Dear Prime Minister:

I am writing you and offering my sincere public and personal apology to you as a person. In a recent letter to The National Post, I made the mistake of roundly (and, I thought, soundly) criticizing you as a leader; and the dramatic changes in federal policy introduced by the federal Conservatives over the past ten years.

The rebuttal was swift and brutal. Despite the fact I have never belonged to a political party in my life, I have been branded as a socialist.

In today’s Google universe, I could be forced to carry the crushing burden of this distasteful label for the rest of my life.

Thus, I wrote to apologize to you and your family, in hopes that your supporters would better understand me, instead of resorting to profanity or accusing me of cheating on my taxes on national television.

(We don’t know each other personally and I doubt you remember sending me a letter in 1987, during the birth period of the Reform Party.

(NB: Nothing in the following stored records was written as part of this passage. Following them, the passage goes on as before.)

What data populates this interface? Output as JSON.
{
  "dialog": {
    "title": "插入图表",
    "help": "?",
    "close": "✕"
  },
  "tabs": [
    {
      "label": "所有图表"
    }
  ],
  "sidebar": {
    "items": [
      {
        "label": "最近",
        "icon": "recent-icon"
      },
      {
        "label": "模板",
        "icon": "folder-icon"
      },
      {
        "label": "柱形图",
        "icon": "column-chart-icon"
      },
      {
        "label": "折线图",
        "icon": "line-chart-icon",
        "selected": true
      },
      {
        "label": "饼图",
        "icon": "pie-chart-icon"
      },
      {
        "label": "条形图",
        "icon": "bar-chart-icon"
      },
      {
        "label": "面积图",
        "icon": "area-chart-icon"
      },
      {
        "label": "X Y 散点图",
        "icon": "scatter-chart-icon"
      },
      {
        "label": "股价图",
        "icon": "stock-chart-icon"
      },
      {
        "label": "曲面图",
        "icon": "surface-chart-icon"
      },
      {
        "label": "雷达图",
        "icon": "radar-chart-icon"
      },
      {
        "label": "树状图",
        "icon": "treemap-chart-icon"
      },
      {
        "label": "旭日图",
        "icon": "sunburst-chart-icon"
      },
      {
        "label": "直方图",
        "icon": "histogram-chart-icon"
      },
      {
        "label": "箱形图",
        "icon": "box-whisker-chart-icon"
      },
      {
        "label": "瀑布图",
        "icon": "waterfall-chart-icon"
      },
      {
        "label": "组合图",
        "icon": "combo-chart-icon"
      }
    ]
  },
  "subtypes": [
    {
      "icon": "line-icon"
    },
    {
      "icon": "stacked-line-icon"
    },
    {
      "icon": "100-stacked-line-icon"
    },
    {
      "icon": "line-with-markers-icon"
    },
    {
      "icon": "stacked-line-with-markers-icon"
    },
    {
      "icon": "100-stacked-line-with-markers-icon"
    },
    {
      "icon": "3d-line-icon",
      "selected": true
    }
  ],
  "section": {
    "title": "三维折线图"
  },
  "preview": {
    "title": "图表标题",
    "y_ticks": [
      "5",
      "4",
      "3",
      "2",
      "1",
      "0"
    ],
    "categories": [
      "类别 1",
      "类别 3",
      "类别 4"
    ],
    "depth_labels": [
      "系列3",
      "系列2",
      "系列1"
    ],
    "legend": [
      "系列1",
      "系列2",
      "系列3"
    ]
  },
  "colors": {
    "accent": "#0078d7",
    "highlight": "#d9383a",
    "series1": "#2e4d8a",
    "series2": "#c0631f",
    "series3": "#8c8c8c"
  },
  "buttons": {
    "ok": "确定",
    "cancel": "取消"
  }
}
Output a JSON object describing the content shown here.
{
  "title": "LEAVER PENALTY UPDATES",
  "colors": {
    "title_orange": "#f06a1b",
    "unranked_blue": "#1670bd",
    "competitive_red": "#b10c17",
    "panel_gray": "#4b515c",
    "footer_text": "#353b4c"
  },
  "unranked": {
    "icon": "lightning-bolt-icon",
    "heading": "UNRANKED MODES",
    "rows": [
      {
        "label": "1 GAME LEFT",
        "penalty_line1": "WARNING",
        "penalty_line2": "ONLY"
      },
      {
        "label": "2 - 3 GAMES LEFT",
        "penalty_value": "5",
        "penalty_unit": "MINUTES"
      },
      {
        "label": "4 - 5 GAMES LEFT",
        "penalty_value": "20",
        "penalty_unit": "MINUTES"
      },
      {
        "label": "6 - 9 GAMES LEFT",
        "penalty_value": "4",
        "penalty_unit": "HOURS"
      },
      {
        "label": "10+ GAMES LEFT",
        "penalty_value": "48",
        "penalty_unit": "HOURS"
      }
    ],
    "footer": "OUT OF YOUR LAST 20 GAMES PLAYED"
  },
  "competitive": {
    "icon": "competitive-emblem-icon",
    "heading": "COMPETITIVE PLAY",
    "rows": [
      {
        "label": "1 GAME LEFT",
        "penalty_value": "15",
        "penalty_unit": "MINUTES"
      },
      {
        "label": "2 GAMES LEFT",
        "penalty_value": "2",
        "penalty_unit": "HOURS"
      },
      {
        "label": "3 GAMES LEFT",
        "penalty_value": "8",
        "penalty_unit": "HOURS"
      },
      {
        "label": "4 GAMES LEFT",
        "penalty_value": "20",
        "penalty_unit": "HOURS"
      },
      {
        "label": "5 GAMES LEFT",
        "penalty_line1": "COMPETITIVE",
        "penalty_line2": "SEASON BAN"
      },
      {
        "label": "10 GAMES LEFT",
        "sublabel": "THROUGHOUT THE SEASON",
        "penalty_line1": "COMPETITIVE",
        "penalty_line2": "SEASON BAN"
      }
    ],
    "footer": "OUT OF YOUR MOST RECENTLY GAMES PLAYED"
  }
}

I was a cub reporter at The Russell Banner back then, a little newspaper in Russell, Manitoba. We put you guys on the front page one week and, enthralled by my new-found power as a published reporter, I even wrote a couple of vociferous columns encouraging folks to explore Reform’s perspective.

You wrote me to thank me for the coverage, I think. I’m just about fifty now but my memory serves me well enough).

Anyway Mr. Prime Minister, I wanted you to know — and I especially wanted your supporters to know — that I mean you no personal harm. You see, I have been essentially homeless and powerless since I was thirteen years old; so no-one has ever invited me to one of your events.

I don’t blame you for my lifelong inability to raise myself out of the shackles of the poverty and pain I experienced as a child. That is definitely not your fault. I was just trying to point out we used to live in a country where even powerful people actually cared about issues like homelessness and powerlessness.

If I had known that it was wrong to wish for things like achieving international peace without necessarily resorting to war, or wanting to insure that the dozens of single parent families lined up at the Food Bank in my city are treated with kindness and compassion; if I had known these desires, publicly spoken, would brand me a socialist I would have retracted my letter.

Sorry Mr. Harper. I was simply expressing my opinion. Now that people who will vote for you know I don’t have enough money to matter anymore, they can forget all about me.

Max Rundle Wilkie

Kelowna

Max Rundle Wilkie, a homeless musician by trade, lists newspaper reporter and columnist, ski salesman and goatherd amongst his various skills.